Tonight, as I was decorating out small apartment with lights and nativity scene, I was day-dreaming of having a house someday, in which we could decorate the outside too. But then I realized that the only Christmas decorations we have are 2 strings of lights, a nativity scene gifted to us from my mother, a wreath gifted to us from my mother-in-law, and the tree decorations (in blue and brown - I was obsessed with our wedding colors). I've thought this several times... when/if we move into a house, it will be rather empty for a period of time. It's lucky for us that we're even able to entertain the thought of moving into a house at this period in our lives. But I look at time as slipping away! I'm already 23 years old! I want to have children before I'm 30. But we'll still be paying off student loans for another 12 years, and we'll still be paying off our car for another 5 years. How and when do children come into the mix? And how on earth are we going to save up for a down-payment on a house in this economy, and with a single income? But it always comes back to trusting in God. Trusting that God will provide, trusting in His perfect timing, trusting in His perfect plan. Also, NOT trusting in the things of this world. Being content with what we have, not what we could have in the future. Being content doing His work, not having my life goal to own a big beautiful house with expensive jewelry and clothes, but serving God humbly.

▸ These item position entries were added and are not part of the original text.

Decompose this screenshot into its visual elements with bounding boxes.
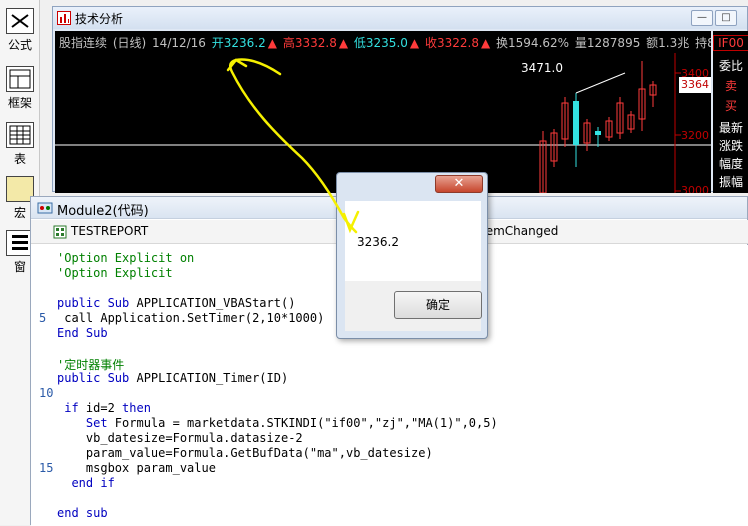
table-label: 表: [13, 152, 26, 166]
code-line[interactable]: End Sub: [57, 326, 108, 340]
change-label: 涨跌: [718, 139, 743, 153]
code-line[interactable]: public Sub APPLICATION_Timer(ID): [57, 371, 288, 385]
code-text: id=2: [78, 401, 123, 415]
code-line[interactable]: msgbox param_value: [57, 461, 216, 475]
dialog-footer: 确定: [345, 281, 482, 331]
code-comment: 'Option Explicit: [57, 266, 173, 280]
table-icon: [6, 122, 34, 148]
code-line[interactable]: if id=2 then: [57, 401, 151, 415]
technical-analysis-window: 技术分析 — □ 股指连续 (日线) 14/12/16 开3236.2 ▲ 高33…: [52, 6, 748, 193]
dialog-body: 3236.2: [345, 201, 481, 281]
ta-window-title: 技术分析: [75, 12, 124, 26]
code-line[interactable]: Set Formula = marketdata.STKINDI("if00",…: [57, 416, 498, 430]
code-line[interactable]: vb_datesize=Formula.datasize-2: [57, 431, 303, 445]
line-number: 5: [39, 311, 47, 325]
ta-maximize-button[interactable]: □: [715, 10, 737, 26]
code-text: APPLICATION_Timer(ID): [129, 371, 289, 385]
code-comment: '定时器事件: [57, 358, 125, 372]
code-keyword: if: [57, 401, 79, 415]
candlestick-chart[interactable]: 股指连续 (日线) 14/12/16 开3236.2 ▲ 高3332.8 ▲ 低32…: [55, 31, 711, 193]
symbol-code[interactable]: IF00: [713, 35, 748, 51]
code-line[interactable]: public Sub APPLICATION_VBAStart(): [57, 296, 295, 310]
procedure-selector[interactable]: temChanged: [481, 224, 558, 238]
code-line[interactable]: 'Option Explicit: [57, 266, 173, 280]
formula-label: 公式: [7, 38, 32, 52]
code-text: APPLICATION_VBAStart(): [129, 296, 296, 310]
code-comment: 'Option Explicit on: [57, 251, 195, 265]
code-text: param_value=Formula.GetBufData("ma",vb_d…: [57, 446, 433, 460]
candle: [595, 131, 601, 135]
code-text: call Application.SetTimer(2,10*1000): [57, 311, 325, 325]
code-line[interactable]: 'Option Explicit on: [57, 251, 194, 265]
module-icon: [37, 202, 53, 214]
line-number: 10: [39, 386, 54, 400]
code-keyword: end sub: [57, 506, 108, 520]
code-line[interactable]: end sub: [57, 506, 108, 520]
buy-label: 买: [724, 99, 737, 113]
code-text: msgbox param_value: [57, 461, 216, 475]
chart-app-icon: [57, 11, 71, 25]
code-keyword: Set: [57, 416, 108, 430]
code-line[interactable]: param_value=Formula.GetBufData("ma",vb_d…: [57, 446, 433, 460]
message-box-dialog: ✕ 3236.2 确定: [336, 172, 488, 339]
y-tick-label: 3000: [681, 184, 709, 193]
code-keyword: then: [122, 401, 151, 415]
y-tick-label: 3200: [681, 129, 709, 142]
dialog-message: 3236.2: [357, 235, 399, 249]
ok-button[interactable]: 确定: [394, 291, 482, 319]
frame-label: 框架: [7, 96, 32, 110]
code-keyword: public Sub: [57, 371, 130, 385]
candles: [539, 61, 657, 193]
table-tool[interactable]: 表: [0, 122, 40, 167]
code-keyword: end if: [57, 476, 115, 490]
code-keyword: public Sub: [57, 296, 130, 310]
current-price-marker: 3364: [679, 77, 711, 93]
amplitude-label: 振幅: [718, 175, 743, 189]
code-line[interactable]: end if: [57, 476, 115, 490]
code-text: vb_datesize=Formula.datasize-2: [57, 431, 303, 445]
formula-icon: [6, 8, 34, 34]
order-ratio-label: 委比: [718, 59, 743, 73]
formula-tool[interactable]: 公式: [0, 8, 40, 53]
chart-canvas: [55, 53, 711, 193]
latest-label: 最新: [718, 121, 743, 135]
candle: [573, 101, 579, 145]
code-keyword: End Sub: [57, 326, 108, 340]
report-object-icon: [53, 225, 67, 239]
sell-label: 卖: [724, 79, 737, 93]
price-callout-line: [575, 72, 626, 94]
ta-minimize-button[interactable]: —: [691, 10, 713, 26]
frame-icon: [6, 66, 34, 92]
quote-side-panel: IF00 委比 卖 买 最新 涨跌 幅度 振幅: [713, 31, 748, 193]
object-selector[interactable]: TESTREPORT: [71, 224, 148, 238]
editor-window-title: Module2(代码): [57, 204, 149, 219]
code-line[interactable]: call Application.SetTimer(2,10*1000): [57, 311, 324, 325]
code-text: Formula = marketdata.STKINDI("if00","zj"…: [107, 416, 498, 430]
ta-titlebar[interactable]: 技术分析 — □: [53, 7, 747, 29]
pct-change-label: 幅度: [718, 157, 743, 171]
dialog-close-button[interactable]: ✕: [435, 175, 483, 193]
peak-price-label: 3471.0: [521, 61, 563, 75]
frame-tool[interactable]: 框架: [0, 66, 40, 111]
line-number: 15: [39, 461, 54, 475]
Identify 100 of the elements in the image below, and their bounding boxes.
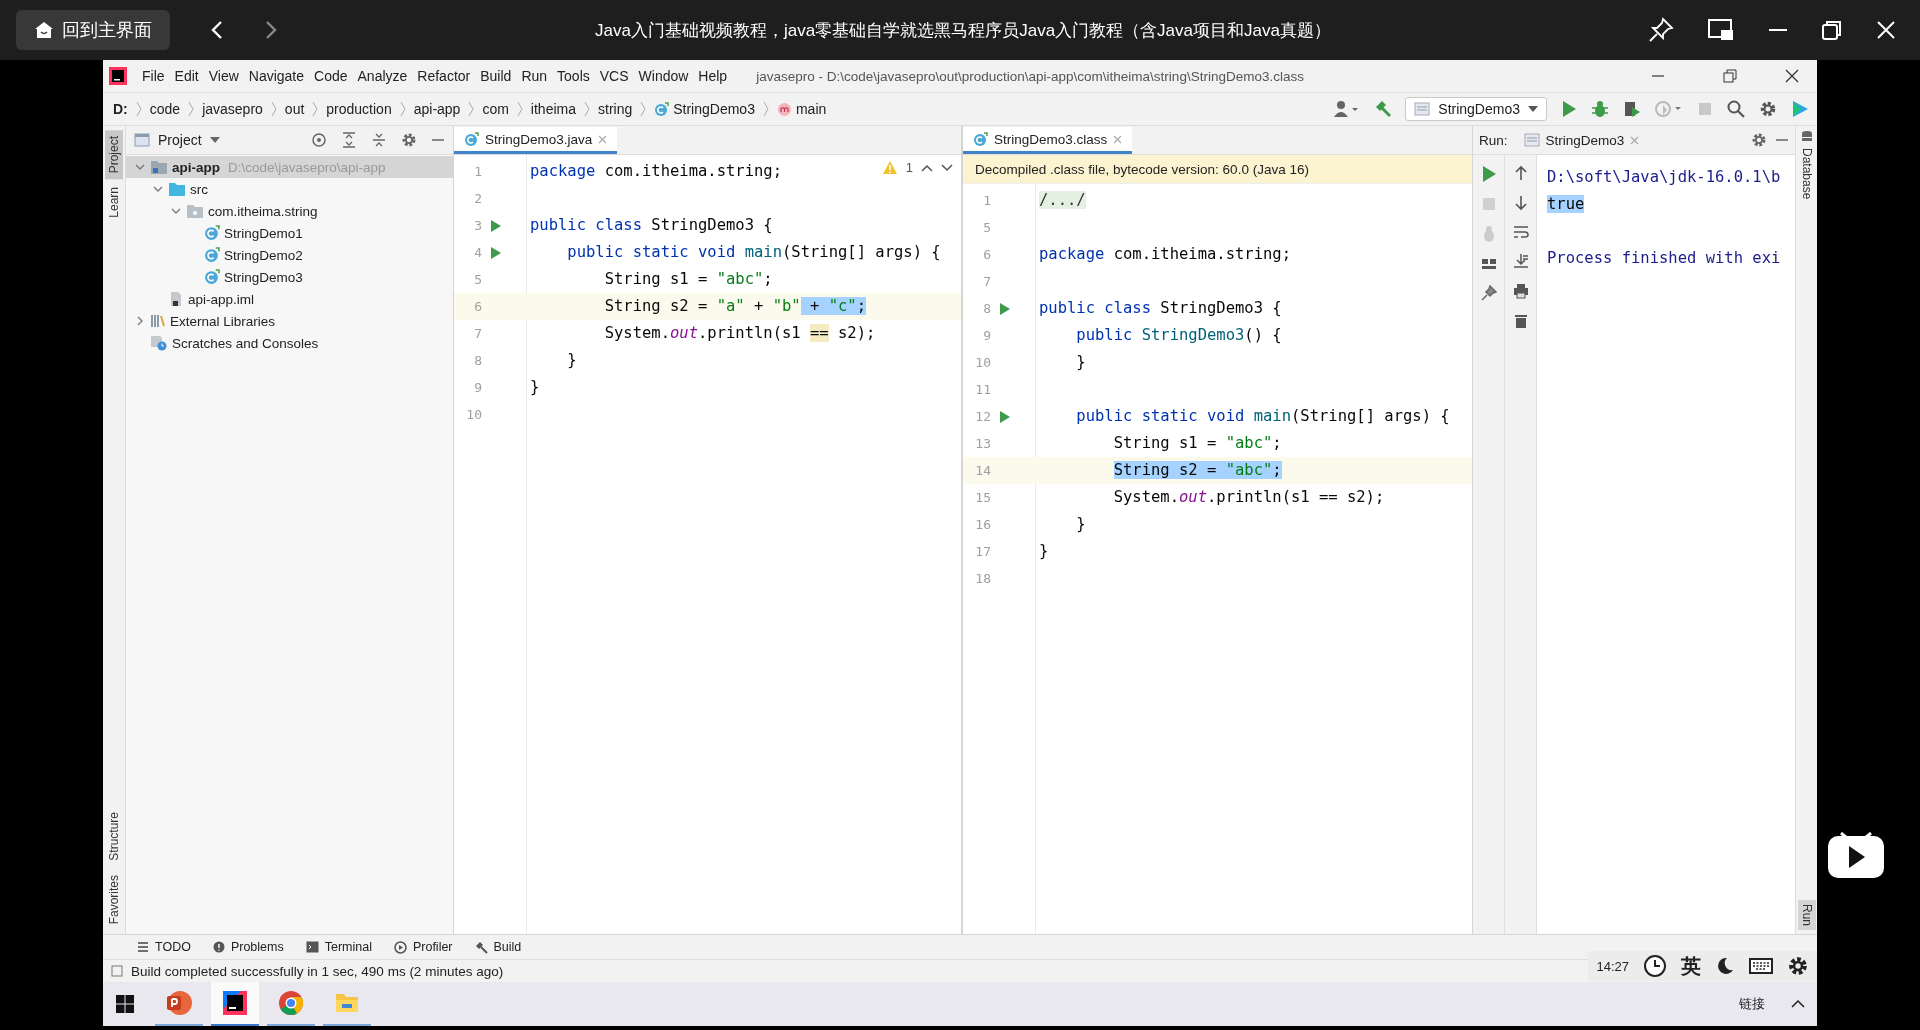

Delving into the Bible every morning instead of perusing "Real Simple Magazine". Trusting in God.
Matthew 6:24 "No one can serve two masters, for either he will hate the one and love the other, or be devoted to the one and despise the other. You cannot serve God and money."
I need frequent reminding of these things, but God is gracious and is patient with me. He will continue to remind me gently, and guide me in the right direction. Until then, pray for me, that I would strive to live for God and die to myself.